All my trailing edges ended up really straight with both elevator counterweights even with the HS, so no twist there, thank goodness. However, my rod end bearings are one half turn past the maximum 7/8" for the right elevator to not rub on the HS rear spar, and even there the inboard part of the HS skin is rubbing on the elevator at 28 degrees up, so I have some issues there still. Calling Van's today.
 
Wow, the trim tab sounds like a challenge for sure. Oh well, one thing at a time. I may be contacting you when I get into it.
 
Only had a few minutes last night to work on the elevator, but was able to bend the flanges on both ribs slightly, and that took care of the problem. One I still need to bend a little more, but all is good and skins are flat to the bend. Lesson learned! ;)
 
The trim tab was a PITA because it's so small and getting radiuses right etc., was a pain in the neck. I rebuilt mine twice, then just cut the lame "folded over ribs" out.

As for the trailing edge, get it as good as you can, you might just squeeze the radius just a bit, but not too much. When you do flight testing, and if one wing is heavy, you can lightly squeeze a trailing edge on the light wing. You can't do that if you construct a wedge version of the aileron.

You'll be fine.
 
Hey Jim,

Just looking at your 4th picture.....did you proseal (RTV, etc) the ends of your stiffeners?

Yeah, definitely squeeze the trailine edge portion of that end rib a bit.

Cheers,

Brad
 
Need to call you Eagle Eye, Brad. Haven't yet, but I just got back from the Tractor Supply store with the syringes to make the job easier. I was hesitant to add the Proseal until sure about the bending. I wish I had thought to do more prep on the stiffeners BEFORE bending them, but it is what it is.
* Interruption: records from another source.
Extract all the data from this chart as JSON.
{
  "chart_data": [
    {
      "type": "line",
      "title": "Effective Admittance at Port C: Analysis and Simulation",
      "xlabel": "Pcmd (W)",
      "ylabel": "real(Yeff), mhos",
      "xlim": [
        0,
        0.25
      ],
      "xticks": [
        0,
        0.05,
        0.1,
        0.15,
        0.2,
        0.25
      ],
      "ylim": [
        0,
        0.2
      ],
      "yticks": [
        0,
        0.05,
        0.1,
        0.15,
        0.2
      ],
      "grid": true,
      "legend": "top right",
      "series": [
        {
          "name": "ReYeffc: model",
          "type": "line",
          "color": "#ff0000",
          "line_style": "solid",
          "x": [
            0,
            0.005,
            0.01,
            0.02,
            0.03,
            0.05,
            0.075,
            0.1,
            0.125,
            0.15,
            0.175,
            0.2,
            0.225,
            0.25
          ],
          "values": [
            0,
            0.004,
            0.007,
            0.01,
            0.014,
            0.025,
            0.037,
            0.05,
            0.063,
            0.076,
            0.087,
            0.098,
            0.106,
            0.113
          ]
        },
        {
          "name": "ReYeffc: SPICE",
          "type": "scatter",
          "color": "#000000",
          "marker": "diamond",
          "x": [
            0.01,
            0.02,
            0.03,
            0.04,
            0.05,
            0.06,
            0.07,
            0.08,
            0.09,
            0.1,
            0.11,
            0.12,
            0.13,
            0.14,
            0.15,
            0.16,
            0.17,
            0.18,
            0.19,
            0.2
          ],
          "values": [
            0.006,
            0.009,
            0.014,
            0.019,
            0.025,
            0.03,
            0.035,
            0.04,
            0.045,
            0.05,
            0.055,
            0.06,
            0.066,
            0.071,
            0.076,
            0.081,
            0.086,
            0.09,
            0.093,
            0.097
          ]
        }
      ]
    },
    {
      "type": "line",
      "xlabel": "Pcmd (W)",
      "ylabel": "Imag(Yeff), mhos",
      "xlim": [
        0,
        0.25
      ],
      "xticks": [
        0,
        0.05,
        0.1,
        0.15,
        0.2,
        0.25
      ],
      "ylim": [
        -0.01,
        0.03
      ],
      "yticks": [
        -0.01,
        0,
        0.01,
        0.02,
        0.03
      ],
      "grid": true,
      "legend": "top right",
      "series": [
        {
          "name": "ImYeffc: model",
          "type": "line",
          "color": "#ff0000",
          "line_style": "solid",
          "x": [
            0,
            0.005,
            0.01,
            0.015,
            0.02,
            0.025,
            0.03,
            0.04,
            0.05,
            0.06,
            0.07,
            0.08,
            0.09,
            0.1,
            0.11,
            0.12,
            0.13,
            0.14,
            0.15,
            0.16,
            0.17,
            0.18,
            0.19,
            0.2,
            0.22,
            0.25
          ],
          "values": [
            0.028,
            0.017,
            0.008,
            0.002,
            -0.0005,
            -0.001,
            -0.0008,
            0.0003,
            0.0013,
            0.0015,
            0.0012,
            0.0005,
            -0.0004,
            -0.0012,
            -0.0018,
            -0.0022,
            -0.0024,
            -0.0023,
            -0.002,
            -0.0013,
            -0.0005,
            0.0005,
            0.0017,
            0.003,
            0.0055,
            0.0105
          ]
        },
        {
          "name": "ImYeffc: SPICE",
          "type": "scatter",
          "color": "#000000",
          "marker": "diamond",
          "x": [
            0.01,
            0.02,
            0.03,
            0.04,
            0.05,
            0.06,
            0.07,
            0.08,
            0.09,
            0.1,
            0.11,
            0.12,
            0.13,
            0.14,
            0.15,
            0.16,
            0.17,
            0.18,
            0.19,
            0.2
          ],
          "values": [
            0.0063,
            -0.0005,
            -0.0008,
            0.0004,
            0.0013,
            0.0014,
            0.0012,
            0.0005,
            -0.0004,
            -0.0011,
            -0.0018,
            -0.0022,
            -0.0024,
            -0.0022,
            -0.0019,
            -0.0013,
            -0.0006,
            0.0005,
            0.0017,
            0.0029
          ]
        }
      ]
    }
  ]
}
I've been doing so much running around the past two days, and it's so darn hot in the garage, that I probably won't get to the Proseal until Thursday or Friday now.
 
Oh man, you're psychic.....doing the exact same deal here. Got some 50 CC syringes on eBay, but still looking for a long needle. Did Tractor Supply carry those as well?

Thanks Jim,

Brad
 
Oh man, you're psychic.....doing the exact same deal here. Got some 50 CC syringes on eBay, but still looking for a long needle. Did Tractor Supply carry those as well?
Brad

Brad, Tractor Supply had the syringes, although mine are 35 cc and 20 cc. I've dry run pushing them into the folded elevator and it's a tight fit, but I can get them into the space. You won't need any needles. In fact, the Proseal is so viscous you'll have to cut off the tip on the end of the syringe, or at least drill it out. From what I read it needs to be about a 3/16" opening. You might do a search elsewhere on the subject, but that's what I've read, and it makes sense. Besides, we're squirting a "glob" of Proseal onto the stiffeners, so a 3/16" opening makes sense to me.
 
Thanks Jim! Let us know how you do.

Take care,
Brad

Well, actually turned out better than I expected. Mixed the Proseal gookempucky into a nice darkish gray using 2 oz of white and .2 oz black, and that turned out to be plenty to apply a nice gum wad size gob on each stiffener. Rather than try and ladel the "stuff" into the syringe, I drilled out the end of the 25 ml syringe with a 1/4" bit, piled up the Proseal into a nice size glob on my mixing tile, and sucked it up into the syringe. Had to stop now and then and burp out the air, but it really worked well. Then I was able to fit the syringe down into the elevator close to the end of the stringers, and pushed the glob out of the syringe. It really worked well. Had to stop and reload one time, but again the original batch was all I had to mix up, and I had a small amount left over, so I made a sample out of that and dated it. I'm told the Proseal will peel out of the syringe once it cures, and that I can scrape it off the ceramic tile with a razor blade, so as far as I can tell, all is good. I cleco'd the skeleton to the skin and will let it set for a day or two, then finish riveting it up. I can't say that I'm looking forward to doing this on a much larger scale with the tanks, but we'll manage one way or the other. ;) Oh yeah, sorry I didn't take pictures, but at least I don't have a Proseal coated camera!

PS: My scale was my weak spot. I need to get one that measues in grams to be more accurate. I was using a digital postage scale, and it worked okay, but I'd rather go with grams than pounds/ounces.